Behind these statistics is a generation of midlife parents whose lives have quietly and profoundly shrunk around caring. The expected “empty nest” phase never arrives, or is indefinitely postponed. Between the 2011 and 2021 censuses, the number of families in England and Wales with adult children living at home rose by 13.6 per cent to nearly 3.8 million – meaning that by 2021, roughly one in every 4.5 families had an adult child still at home. Soaring property prices, the cost-of-living crisis and a fear of accumulating university debt without a guaranteed job have all contributed to this shift. But for many parents, the arrangement is not a matter of choice; it is a necessity born of their child’s complex needs.
The emotional toll is immense and often overlooked. Parents describe feelings of powerlessness, depression, self-blame, stigma and helplessness. Older mothers, in particular, find their own needs and plans sidelined as they continue caring well into later life. The shame the letter writer describes is a direct response to a culture that equates successful parenting with adult independence. Every article about NEETs, she observed, asks how to support the young people themselves – “but almost none ask what this means for the parents holding everything together behind closed doors”.
Supporting the families
Existing support for these families exists, but it is fragmented and often aimed at the young person rather than the parents.
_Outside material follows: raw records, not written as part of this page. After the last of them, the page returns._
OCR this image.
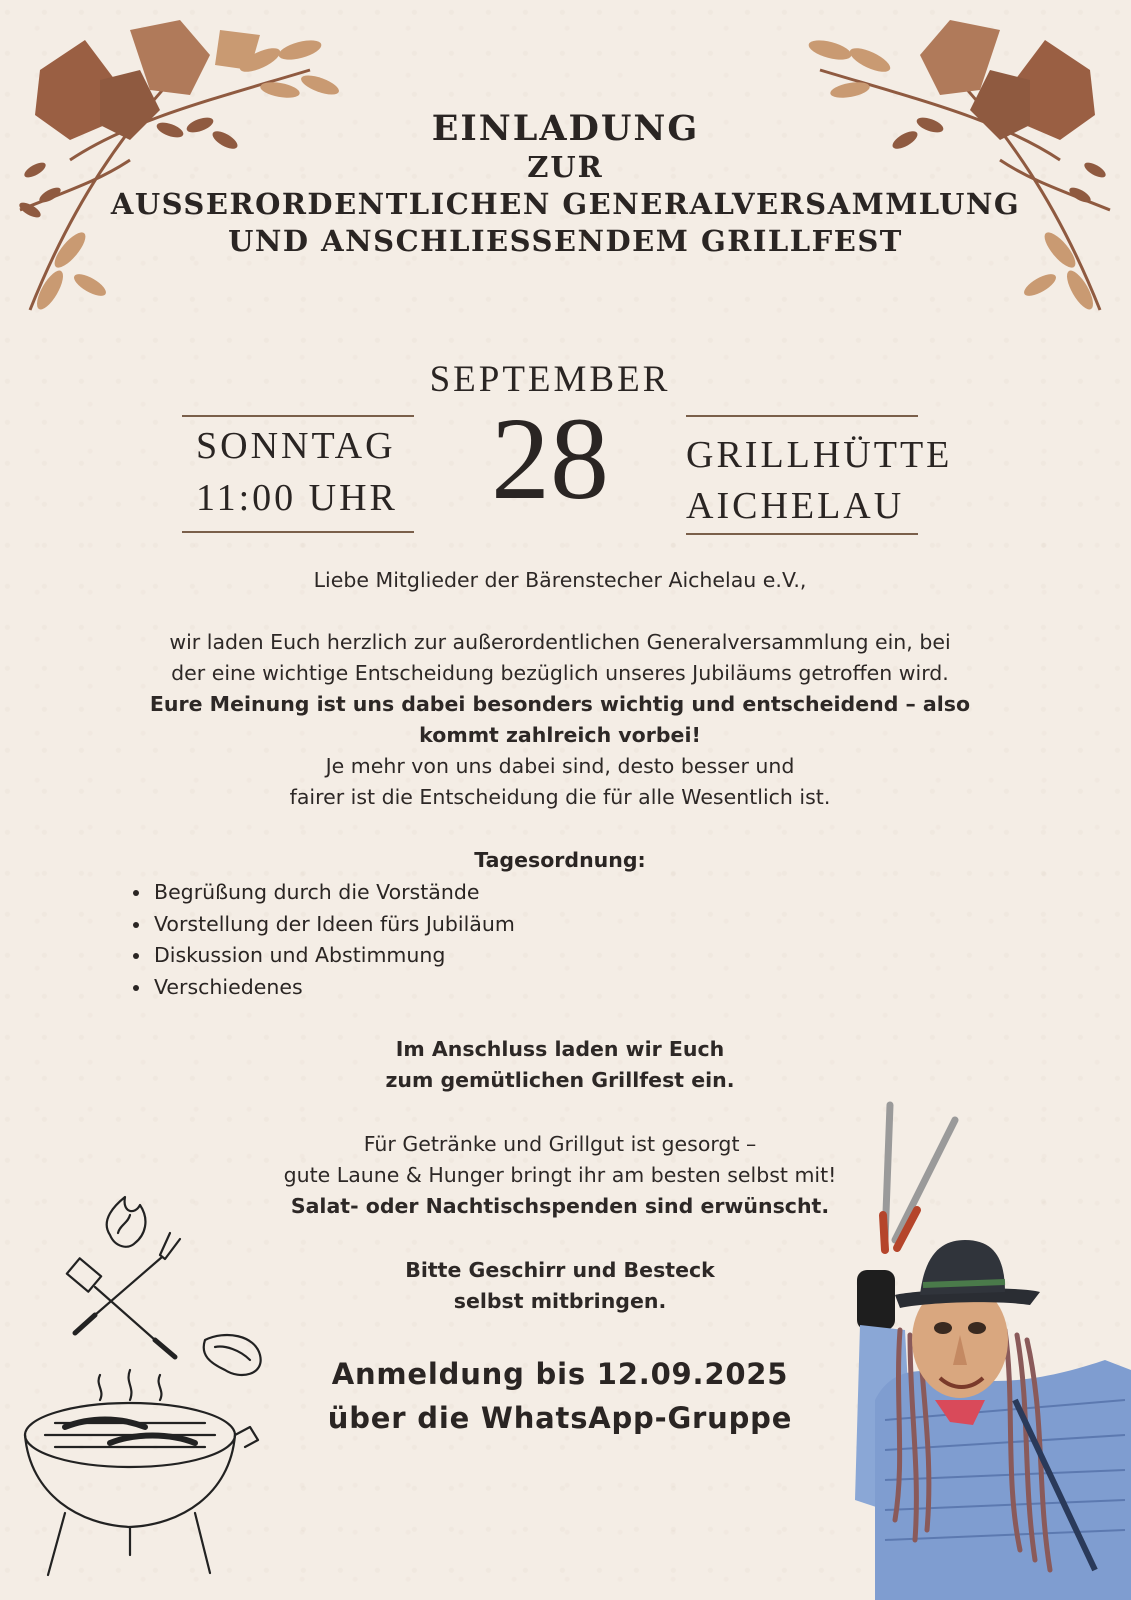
EINLADUNG
ZUR
AUSSERORDENTLICHEN GENERALVERSAMMLUNG
UND ANSCHLIESSENDEM GRILLFEST
SEPTEMBER
28
SONNTAG
11:00 UHR
GRILLHÜTTE
AICHELAU

Liebe Mitglieder der Bärenstecher Aichelau e.V.,

wir laden Euch herzlich zur außerordentlichen Generalversammlung ein, bei

der eine wichtige Entscheidung bezüglich unseres Jubiläums getroffen wird.

Eure Meinung ist uns dabei besonders wichtig und entscheidend – also

kommt zahlreich vorbei!

Je mehr von uns dabei sind, desto besser und

fairer ist die Entscheidung die für alle Wesentlich ist.

Tagesordnung:
• Begrüßung durch die Vorstände
• Vorstellung der Ideen fürs Jubiläum
• Diskussion und Abstimmung
• Verschiedenes

Im Anschluss laden wir Euch

zum gemütlichen Grillfest ein.

Für Getränke und Grillgut ist gesorgt –

gute Laune & Hunger bringt ihr am besten selbst mit!

Salat- oder Nachtischspenden sind erwünscht.

Bitte Geschirr und Besteck

selbst mitbringen.

Anmeldung bis 12.09.2025
über die WhatsApp-Gruppe
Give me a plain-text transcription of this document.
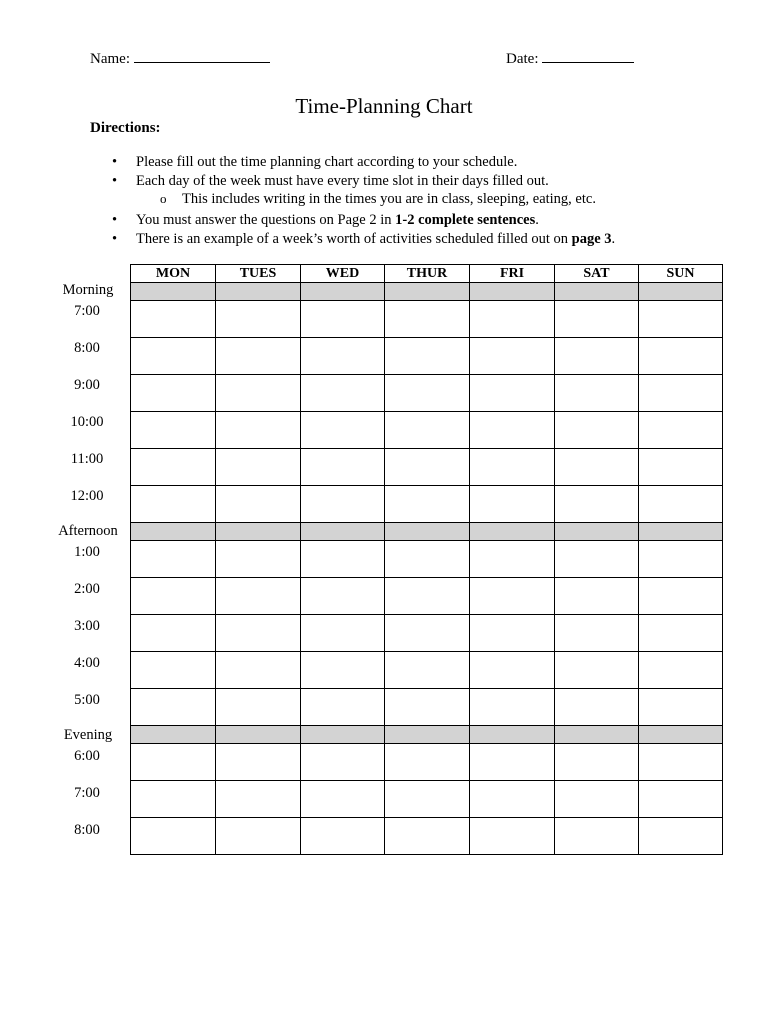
Name:	Date:
Time-Planning Chart
Directions:
• Please fill out the time planning chart according to your schedule.
• Each day of the week must have every time slot in their days filled out.
o This includes writing in the times you are in class, sleeping, eating, etc.
• You must answer the questions on Page 2 in 1-2 complete sentences.
• There is an example of a week’s worth of activities scheduled filled out on page 3.
MON	TUES	WED	THUR	FRI	SAT	SUN

Morning
7:00
8:00
9:00
10:00
11:00
12:00
Afternoon
1:00
2:00
3:00
4:00
5:00
Evening
6:00
7:00
8:00
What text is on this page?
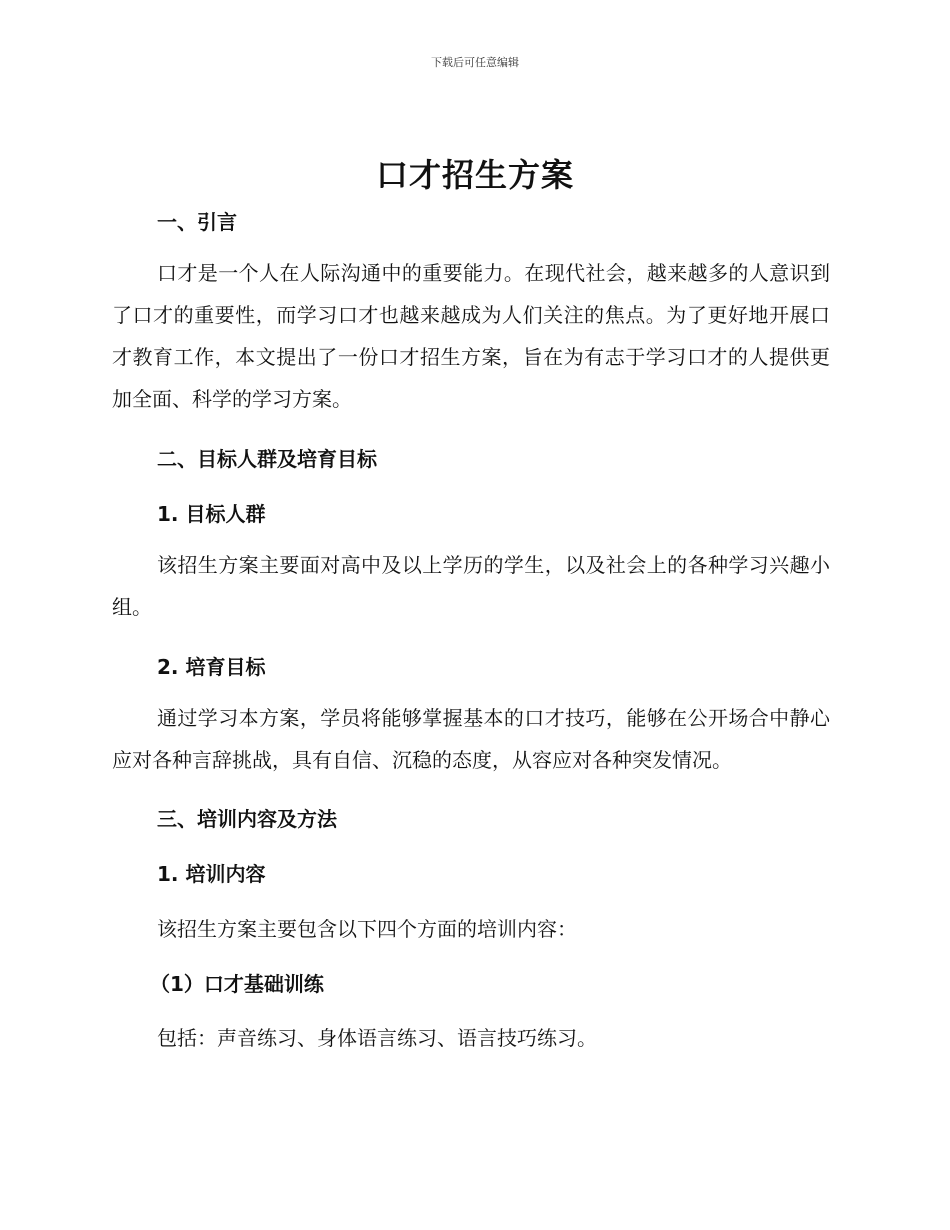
下载后可任意编辑
口才招生方案
一、引言
口才是一个人在人际沟通中的重要能力。在现代社会，越来越多的人意识到了口才的重要性，而学习口才也越来越成为人们关注的焦点。为了更好地开展口才教育工作，本文提出了一份口才招生方案，旨在为有志于学习口才的人提供更加全面、科学的学习方案。
二、目标人群及培育目标
1. 目标人群
该招生方案主要面对高中及以上学历的学生，以及社会上的各种学习兴趣小组。
2. 培育目标
通过学习本方案，学员将能够掌握基本的口才技巧，能够在公开场合中静心应对各种言辞挑战，具有自信、沉稳的态度，从容应对各种突发情况。
三、培训内容及方法
1. 培训内容
该招生方案主要包含以下四个方面的培训内容：
（1）口才基础训练
包括：声音练习、身体语言练习、语言技巧练习。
The government’s Youth Guarantee seeks to provide young people across Great Britain with access to further learning, apprenticeships and employment support. For neurodivergent individuals, supported employment models have shown promise. Charities such as Mencap, Carers Trust and the Challenging Behaviour Foundation offer helplines and peer networks. Online communities – including those run by Scope and the National Network of Parent Carer Forums – provide a space for parents to share advice and reduce isolation. Local authorities are required to publish a “Local Offer” detailing available services, including parent support groups. For young people with complex needs, transition services aim to coordinate support across health, social care and education as they move into adulthood.
Yet these measures rarely address the emotional and practical burden on the parents themselves. The letter writer posed a pointed question: “If supporting parents gives children the best start in life, why do we stop supporting parents when the caring becomes harder, not easier?” It is a question that challenges a culture in which the shame of having an adult child who cannot launch is borne silently, behind closed doors, by families who have simply become expert at changing the subject.